Le manque de repreneurs de petites entreprises locales ainsi que d'entreprises familiales en milieu rural menace la vitalité de nos territoires. Cette réalité est bien connue des collectivités locales qui disposent d'un certain nombre d'outils pour accompagner, directement ou indirectement, la transmission ou la reprise d'entreprise afin d'en éviter la fermeture . Cette territorialisation de l'action publique en faveur des entreprises peut prendre plusieurs formes, toutes essentielles pour décliner les actions nationales en actions locales au plus proche du terrain.

Les leviers fiscaux et immobiliers des collectivités sont utilement complétés par le Fonds d'intervention pour les services, l'artisanat et le commerce (FISAC) dont la logique de guichet a été récemment supprimée au bénéfice d'appels à projets dont l'efficacité en matière de reprise d'activités est réelle mais risque à l'avenir de manquer de réactivité.

3. Favoriser la reprise par les salariés

Les personnes auditionnées ont été unanimes pour saluer la reprise interne comme une des reprises les plus efficaces tant en termes de pérennité de l'entreprise qu'en termes de sauvegarde des emplois . Mais elles ont également unanimement critiqué le droit d'information préalable des salariés prévu par la loi n°2014-856 du 31 juillet 2014 relative à l'économie sociale et solidaire.
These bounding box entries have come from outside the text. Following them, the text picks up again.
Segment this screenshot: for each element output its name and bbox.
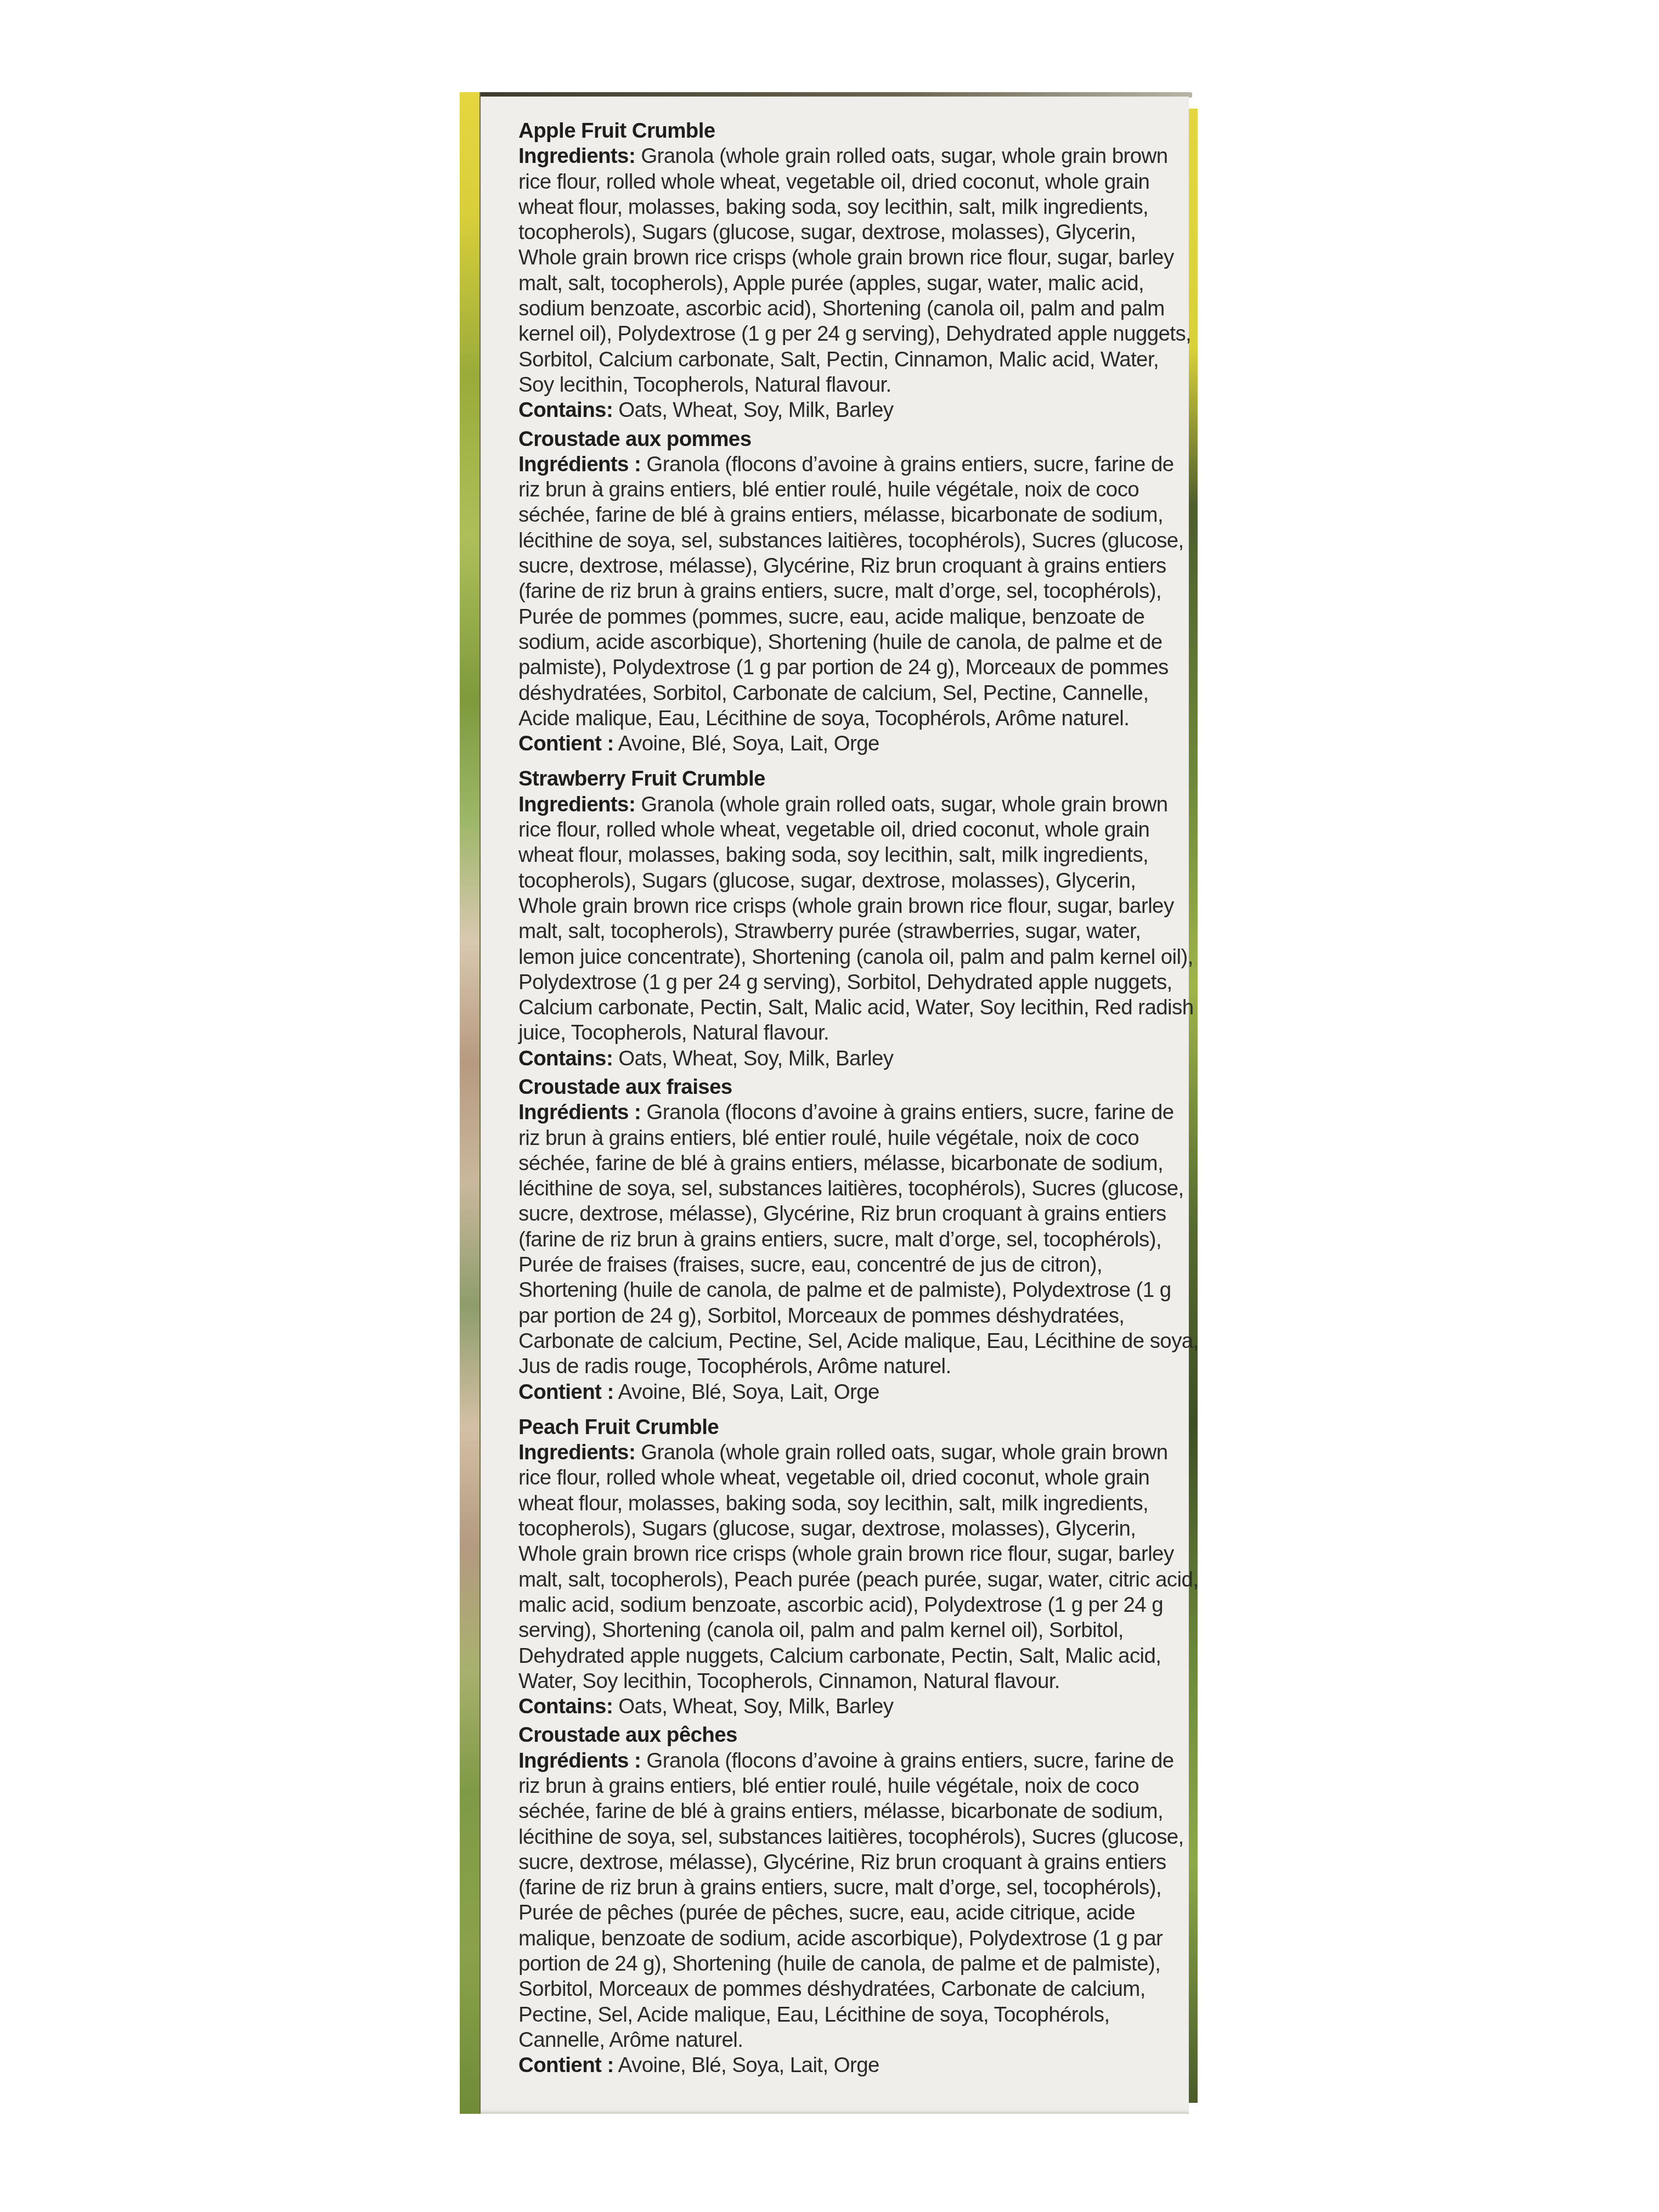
ingredients-label: Ingrédients :: [518, 1101, 641, 1124]
contains-text: Oats, Wheat, Soy, Milk, Barley: [613, 398, 893, 422]
ingredients-list: Apple Fruit Crumble Ingredients: Granola…: [518, 119, 1199, 2079]
ingredients-paragraph: Ingredients: Granola (whole grain rolled…: [518, 792, 1199, 1046]
product-section-strawberry-en: Strawberry Fruit Crumble Ingredients: Gr…: [518, 766, 1199, 1071]
ingredients-paragraph: Ingrédients : Granola (flocons d’avoine …: [518, 452, 1199, 731]
product-title: Peach Fruit Crumble: [518, 1415, 1199, 1440]
ingredients-panel: Apple Fruit Crumble Ingredients: Granola…: [481, 97, 1189, 2114]
product-title: Apple Fruit Crumble: [518, 119, 1199, 144]
ingredients-paragraph: Ingrédients : Granola (flocons d’avoine …: [518, 1748, 1199, 2053]
allergen-line: Contains: Oats, Wheat, Soy, Milk, Barley: [518, 1694, 1199, 1719]
contains-label: Contient :: [518, 1380, 614, 1404]
contains-label: Contains:: [518, 1047, 613, 1070]
product-section-apple-en: Apple Fruit Crumble Ingredients: Granola…: [518, 119, 1199, 424]
allergen-line: Contains: Oats, Wheat, Soy, Milk, Barley: [518, 398, 1199, 423]
ingredients-label: Ingredients:: [518, 144, 635, 168]
product-section-strawberry-fr: Croustade aux fraises Ingrédients : Gran…: [518, 1075, 1199, 1405]
allergen-line: Contient : Avoine, Blé, Soya, Lait, Orge: [518, 1380, 1199, 1405]
allergen-line: Contient : Avoine, Blé, Soya, Lait, Orge: [518, 731, 1199, 757]
ingredients-label: Ingredients:: [518, 793, 635, 816]
ingredients-label: Ingrédients :: [518, 453, 641, 476]
box-left-edge-artwork: [460, 92, 481, 2114]
allergen-line: Contient : Avoine, Blé, Soya, Lait, Orge: [518, 2053, 1199, 2078]
ingredients-paragraph: Ingredients: Granola (whole grain rolled…: [518, 1440, 1199, 1694]
ingredients-label: Ingrédients :: [518, 1749, 641, 1773]
product-title: Croustade aux pêches: [518, 1723, 1199, 1748]
allergen-line: Contains: Oats, Wheat, Soy, Milk, Barley: [518, 1046, 1199, 1071]
ingredients-text: Granola (whole grain rolled oats, sugar,…: [518, 1441, 1198, 1693]
product-title: Croustade aux fraises: [518, 1075, 1199, 1100]
contains-text: Avoine, Blé, Soya, Lait, Orge: [614, 2053, 879, 2077]
product-box-side-panel: Apple Fruit Crumble Ingredients: Granola…: [460, 92, 1198, 2114]
ingredients-text: Granola (whole grain rolled oats, sugar,…: [518, 144, 1191, 397]
product-section-peach-en: Peach Fruit Crumble Ingredients: Granola…: [518, 1415, 1199, 1720]
ingredients-text: Granola (flocons d’avoine à grains entie…: [518, 1749, 1184, 2052]
ingredients-text: Granola (whole grain rolled oats, sugar,…: [518, 793, 1193, 1045]
ingredients-label: Ingredients:: [518, 1441, 635, 1464]
contains-label: Contient :: [518, 2053, 614, 2077]
product-section-peach-fr: Croustade aux pêches Ingrédients : Grano…: [518, 1723, 1199, 2078]
ingredients-paragraph: Ingredients: Granola (whole grain rolled…: [518, 144, 1199, 398]
contains-text: Avoine, Blé, Soya, Lait, Orge: [614, 732, 879, 755]
product-section-apple-fr: Croustade aux pommes Ingrédients : Grano…: [518, 427, 1199, 757]
contains-text: Oats, Wheat, Soy, Milk, Barley: [613, 1047, 893, 1070]
ingredients-paragraph: Ingrédients : Granola (flocons d’avoine …: [518, 1100, 1199, 1379]
contains-text: Oats, Wheat, Soy, Milk, Barley: [613, 1695, 893, 1718]
contains-label: Contains:: [518, 398, 613, 422]
contains-label: Contient :: [518, 732, 614, 755]
product-title: Croustade aux pommes: [518, 427, 1199, 452]
product-title: Strawberry Fruit Crumble: [518, 766, 1199, 792]
ingredients-text: Granola (flocons d’avoine à grains entie…: [518, 453, 1184, 730]
ingredients-text: Granola (flocons d’avoine à grains entie…: [518, 1101, 1199, 1378]
contains-text: Avoine, Blé, Soya, Lait, Orge: [614, 1380, 879, 1404]
contains-label: Contains:: [518, 1695, 613, 1718]
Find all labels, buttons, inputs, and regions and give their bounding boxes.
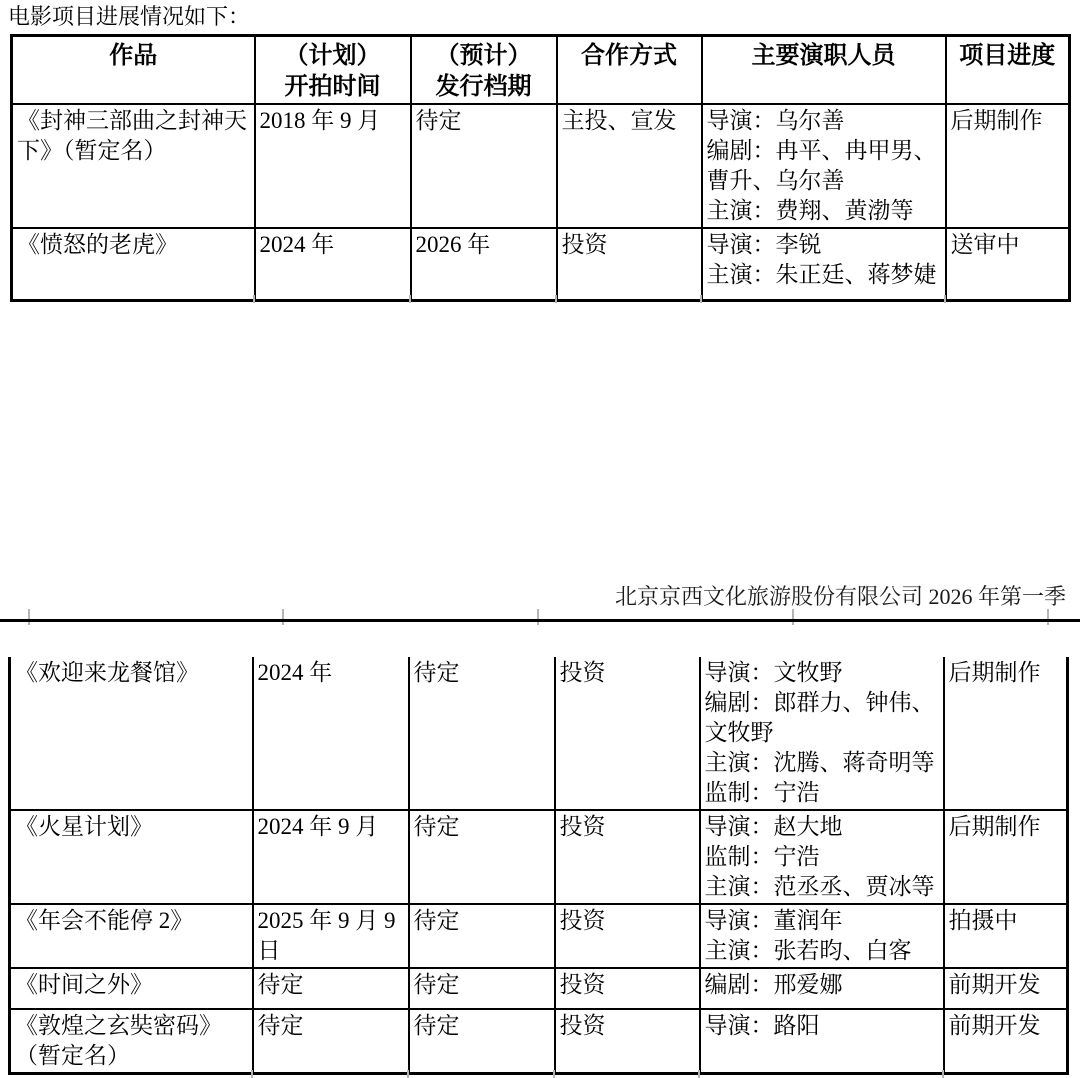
cell-planned-start: 2018 年 9 月 xyxy=(255,104,411,228)
grid-tick xyxy=(253,295,255,303)
table-row: 《火星计划》2024 年 9 月待定投资导演：赵大地监制：宁浩主演：范丞丞、贾冰… xyxy=(10,810,1068,904)
grid-tick xyxy=(1047,609,1049,625)
cell-cast: 导演：路阳 xyxy=(700,1009,944,1074)
grid-tick xyxy=(698,1070,700,1078)
cell-work-title: 《敦煌之玄奘密码》（暂定名） xyxy=(10,1009,253,1074)
table-row: 《年会不能停 2》2025 年 9 月 9 日待定投资导演：董润年主演：张若昀、… xyxy=(10,904,1068,968)
table-row: 《愤怒的老虎》2024 年2026 年投资导演：李锐主演：朱正廷、蒋梦婕送审中 xyxy=(12,228,1070,300)
header-line: 主要演职人员 xyxy=(707,40,941,71)
cell-progress: 后期制作 xyxy=(946,104,1070,228)
cell-progress: 后期制作 xyxy=(944,810,1068,904)
cell-planned-start: 2024 年 9 月 xyxy=(253,810,409,904)
cell-work-title: 《年会不能停 2》 xyxy=(10,904,253,968)
cast-line: 导演：路阳 xyxy=(705,1011,939,1041)
grid-tick xyxy=(555,295,557,303)
cell-cooperation: 投资 xyxy=(555,968,700,1009)
header-cell: 合作方式 xyxy=(557,36,702,105)
cell-cast: 编剧：邢爱娜 xyxy=(700,968,944,1009)
document-page: 电影项目进展情况如下： 作品（计划）开拍时间（预计）发行档期合作方式主要演职人员… xyxy=(0,0,1080,1078)
cell-progress: 拍摄中 xyxy=(944,904,1068,968)
cast-line: 编剧：冉平、冉甲男、曹升、乌尔善 xyxy=(707,136,941,196)
cell-planned-start: 2024 年 xyxy=(253,657,409,810)
cast-line: 监制：宁浩 xyxy=(705,778,939,808)
cast-line: 编剧：郎群力、钟伟、文牧野 xyxy=(705,688,939,748)
cell-expected-release: 待定 xyxy=(409,968,555,1009)
grid-tick xyxy=(700,295,702,303)
header-line: 发行档期 xyxy=(416,71,552,102)
cell-cooperation: 投资 xyxy=(557,228,702,300)
cell-progress: 后期制作 xyxy=(944,657,1068,810)
table-body-page1: 《封神三部曲之封神天下》（暂定名）2018 年 9 月待定主投、宣发导演：乌尔善… xyxy=(12,104,1070,300)
cast-line: 主演：范丞丞、贾冰等 xyxy=(705,872,939,902)
cell-cooperation: 投资 xyxy=(555,657,700,810)
cell-work-title: 《欢迎来龙餐馆》 xyxy=(10,657,253,810)
cell-progress: 前期开发 xyxy=(944,968,1068,1009)
cell-cast: 导演：赵大地监制：宁浩主演：范丞丞、贾冰等 xyxy=(700,810,944,904)
cell-cast: 导演：文牧野编剧：郎群力、钟伟、文牧野主演：沈腾、蒋奇明等监制：宁浩 xyxy=(700,657,944,810)
cast-line: 监制：宁浩 xyxy=(705,842,939,872)
header-cell: 项目进度 xyxy=(946,36,1070,105)
cell-planned-start: 待定 xyxy=(253,1009,409,1074)
cast-line: 主演：张若昀、白客 xyxy=(705,936,939,966)
film-projects-table-page2: 《欢迎来龙餐馆》2024 年待定投资导演：文牧野编剧：郎群力、钟伟、文牧野主演：… xyxy=(8,657,1069,1075)
header-cell: 作品 xyxy=(12,36,255,105)
cast-line: 主演：费翔、黄渤等 xyxy=(707,196,941,226)
cell-planned-start: 待定 xyxy=(253,968,409,1009)
cell-cast: 导演：董润年主演：张若昀、白客 xyxy=(700,904,944,968)
cell-expected-release: 待定 xyxy=(409,904,555,968)
header-cell: 主要演职人员 xyxy=(702,36,946,105)
cell-expected-release: 2026 年 xyxy=(411,228,557,300)
header-line: 开拍时间 xyxy=(260,71,406,102)
cast-line: 导演：董润年 xyxy=(705,906,939,936)
cell-cast: 导演：乌尔善编剧：冉平、冉甲男、曹升、乌尔善主演：费翔、黄渤等 xyxy=(702,104,946,228)
cell-cooperation: 主投、宣发 xyxy=(557,104,702,228)
cell-expected-release: 待定 xyxy=(409,810,555,904)
table-header: 作品（计划）开拍时间（预计）发行档期合作方式主要演职人员项目进度 xyxy=(12,36,1070,105)
header-line: 作品 xyxy=(17,40,250,71)
cell-cooperation: 投资 xyxy=(555,810,700,904)
cell-progress: 送审中 xyxy=(946,228,1070,300)
header-line: （预计） xyxy=(416,40,552,71)
grid-tick xyxy=(944,295,946,303)
cell-cooperation: 投资 xyxy=(555,1009,700,1074)
grid-tick xyxy=(407,1070,409,1078)
grid-tick xyxy=(792,609,794,625)
cell-cooperation: 投资 xyxy=(555,904,700,968)
cell-work-title: 《火星计划》 xyxy=(10,810,253,904)
header-line: 合作方式 xyxy=(562,40,697,71)
cell-work-title: 《时间之外》 xyxy=(10,968,253,1009)
cell-work-title: 《愤怒的老虎》 xyxy=(12,228,255,300)
table-row: 《敦煌之玄奘密码》（暂定名）待定待定投资导演：路阳前期开发 xyxy=(10,1009,1068,1074)
table-body-page2: 《欢迎来龙餐馆》2024 年待定投资导演：文牧野编剧：郎群力、钟伟、文牧野主演：… xyxy=(10,657,1068,1074)
grid-tick xyxy=(942,1070,944,1078)
grid-tick xyxy=(251,1070,253,1078)
cell-expected-release: 待定 xyxy=(411,104,557,228)
cell-expected-release: 待定 xyxy=(409,1009,555,1074)
cell-progress: 前期开发 xyxy=(944,1009,1068,1074)
cell-work-title: 《封神三部曲之封神天下》（暂定名） xyxy=(12,104,255,228)
cast-line: 导演：乌尔善 xyxy=(707,106,941,136)
header-line: 项目进度 xyxy=(951,40,1065,71)
cell-cast: 导演：李锐主演：朱正廷、蒋梦婕 xyxy=(702,228,946,300)
header-line: （计划） xyxy=(260,40,406,71)
grid-tick xyxy=(409,295,411,303)
cast-line: 编剧：邢爱娜 xyxy=(705,970,939,1000)
cast-line: 导演：李锐 xyxy=(707,230,941,260)
cast-line: 主演：沈腾、蒋奇明等 xyxy=(705,748,939,778)
header-cell: （预计）发行档期 xyxy=(411,36,557,105)
page-separator-line xyxy=(0,619,1080,622)
cell-planned-start: 2024 年 xyxy=(255,228,411,300)
grid-tick xyxy=(537,609,539,625)
film-projects-table-page1: 作品（计划）开拍时间（预计）发行档期合作方式主要演职人员项目进度 《封神三部曲之… xyxy=(10,34,1071,302)
cell-expected-release: 待定 xyxy=(409,657,555,810)
cast-line: 导演：赵大地 xyxy=(705,812,939,842)
header-row: 作品（计划）开拍时间（预计）发行档期合作方式主要演职人员项目进度 xyxy=(12,36,1070,105)
table-row: 《时间之外》待定待定投资编剧：邢爱娜前期开发 xyxy=(10,968,1068,1009)
table-row: 《封神三部曲之封神天下》（暂定名）2018 年 9 月待定主投、宣发导演：乌尔善… xyxy=(12,104,1070,228)
cast-line: 导演：文牧野 xyxy=(705,658,939,688)
grid-tick xyxy=(553,1070,555,1078)
grid-tick xyxy=(28,609,30,625)
table-row: 《欢迎来龙餐馆》2024 年待定投资导演：文牧野编剧：郎群力、钟伟、文牧野主演：… xyxy=(10,657,1068,810)
cell-planned-start: 2025 年 9 月 9 日 xyxy=(253,904,409,968)
page-footer-text: 北京京西文化旅游股份有限公司 2026 年第一季 xyxy=(615,584,1066,610)
cast-line: 主演：朱正廷、蒋梦婕 xyxy=(707,260,941,290)
header-cell: （计划）开拍时间 xyxy=(255,36,411,105)
intro-text: 电影项目进展情况如下： xyxy=(8,4,250,30)
grid-tick xyxy=(282,609,284,625)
Il est donc nécessaire de donner un nouveau souffle à la reprise salariale en remplaçant le dispositif d'information préalable des salariés par un plan d'action permettant réellement de favoriser les reprises d'entreprises par leurs salariés, à travers la formation continue, la fiscalité incitatrice et des dispositifs d'aides à la reprise.

Les 27 propositions déclinées en six actions couvrent l'ensemble du champ de la transmission . Elles conditionnent le maintien des entreprises -et donc des emplois- dans nos territoires . Cet ensemble de propositions doit pouvoir servir de feuille de route dans le cadre de la prochaine législature afin que nos territoires ne soient pas pénalisés par un carcan administratif et des règles fiscales devenues obsolètes et inadaptés. Loin des positionnements idéologiques, ces propositions sont de bons sens et font écho au travail que tentent de mener quotidiennement les élus locaux au côté des entreprises pour favoriser leur maintien sur des territoires riches et variés où elles assument une vitalité et une activité nécessaire à l'ensemble de nos concitoyens.